Other experiments have demonstrated that the precursor (8) was converted to the precursor (5)–3–atom loss of the pro–R hydrogen and oxidative decarboxylation reaction occurs to the geometry anti analogously to the biosynthesis of terminal alkene (Figure 2) . Parallel Processes involving the Michael addition of methacrylic acid, glutathione, resulting S–2–carboxy–glutathione (a), followed by conversion of the latter biocompound (8) and methylation of the resulting glutathione S–metilglutation (b) followed by conversion of finally the γ–glutamyl–S–methylcysteine (f). For A. sativum, the situation is less clear. The γ–glutamyl–S–2–propenilcisteina (c) formed from the precursor (8) or serine and more particularly from 2 propenetiol, a process to be elucidated; it is converted to γ–glutamyl– S–S–2–propenilcysteine oxide (g) by oxidase and is then cleaved in the γ–glutamyl–transpeptidase (2). It has been reported that the concentration of γ–glutamyl–S–(S)–1–propenilcysteine (s) and γ– glutamyl–S–2–propenilcysteine (c) γ–glutamyl peptide prevailing in homogenates of fresh A. sativum, decreases when freshly picked A. sativum stored at 4°C . The result of the storage of A. sativum in cold place is production of (5) and therefore the low molecular weight biocompounds containing organosulphur 1–propenyl group. Also, the A. sativum grown in cold climates contain much smaller amount of the biocompound (6) than in the temperate climates A. sativum increased, even though precursor biocompounds such as γ–glutamyl–S– methylcysteine (7) are in the normal range.

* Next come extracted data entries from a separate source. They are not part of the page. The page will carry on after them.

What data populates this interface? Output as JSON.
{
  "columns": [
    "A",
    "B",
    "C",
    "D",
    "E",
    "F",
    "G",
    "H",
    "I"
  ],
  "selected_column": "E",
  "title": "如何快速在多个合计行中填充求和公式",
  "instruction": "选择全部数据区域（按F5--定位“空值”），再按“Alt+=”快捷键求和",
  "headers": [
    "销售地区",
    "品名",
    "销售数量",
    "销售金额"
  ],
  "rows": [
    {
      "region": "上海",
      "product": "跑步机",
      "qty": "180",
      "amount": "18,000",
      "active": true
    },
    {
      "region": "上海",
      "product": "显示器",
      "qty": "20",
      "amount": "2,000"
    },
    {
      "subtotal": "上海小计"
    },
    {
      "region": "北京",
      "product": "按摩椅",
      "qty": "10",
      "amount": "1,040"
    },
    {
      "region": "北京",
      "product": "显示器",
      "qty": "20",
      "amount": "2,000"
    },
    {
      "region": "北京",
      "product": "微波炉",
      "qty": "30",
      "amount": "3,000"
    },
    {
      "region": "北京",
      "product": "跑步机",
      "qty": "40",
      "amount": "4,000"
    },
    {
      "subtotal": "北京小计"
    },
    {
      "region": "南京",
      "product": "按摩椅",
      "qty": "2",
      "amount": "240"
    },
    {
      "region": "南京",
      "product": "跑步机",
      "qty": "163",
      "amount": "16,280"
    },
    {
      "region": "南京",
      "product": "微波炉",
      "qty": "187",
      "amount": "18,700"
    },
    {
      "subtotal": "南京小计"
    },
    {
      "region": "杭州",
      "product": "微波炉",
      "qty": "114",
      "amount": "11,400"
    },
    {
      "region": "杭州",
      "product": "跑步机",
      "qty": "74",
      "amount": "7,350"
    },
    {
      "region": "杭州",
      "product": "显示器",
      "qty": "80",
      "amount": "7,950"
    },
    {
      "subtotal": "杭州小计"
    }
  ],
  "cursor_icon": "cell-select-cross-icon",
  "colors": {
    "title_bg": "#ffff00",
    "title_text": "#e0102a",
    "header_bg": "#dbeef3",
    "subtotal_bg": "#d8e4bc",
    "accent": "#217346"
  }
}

Propantion sulfinate propyl, was identified as the most attractive biosubstance of crushed leaves of Allium porum (leek moths or Acrolepiopsis assectella, the caterpillars feed within the foliage and stems or bulbs of Allium spp. plants and related vegetables.). Propantion sulfinate propyl rejects Ephestia kuehniella. Allicin, counterparts like sulfur biocompounds Alliacee protect species of pathogens and predators. Concentrations of 2 ppm of garlic oil components / metabolites diallyl disulfide trisulfide are toxic for mosquito and for larva of other insect and reject Ixodes ricinus, the tick carrier encephalitis virus .
Diallyl disulfide was also used for removal of a bird of prey cereal crops.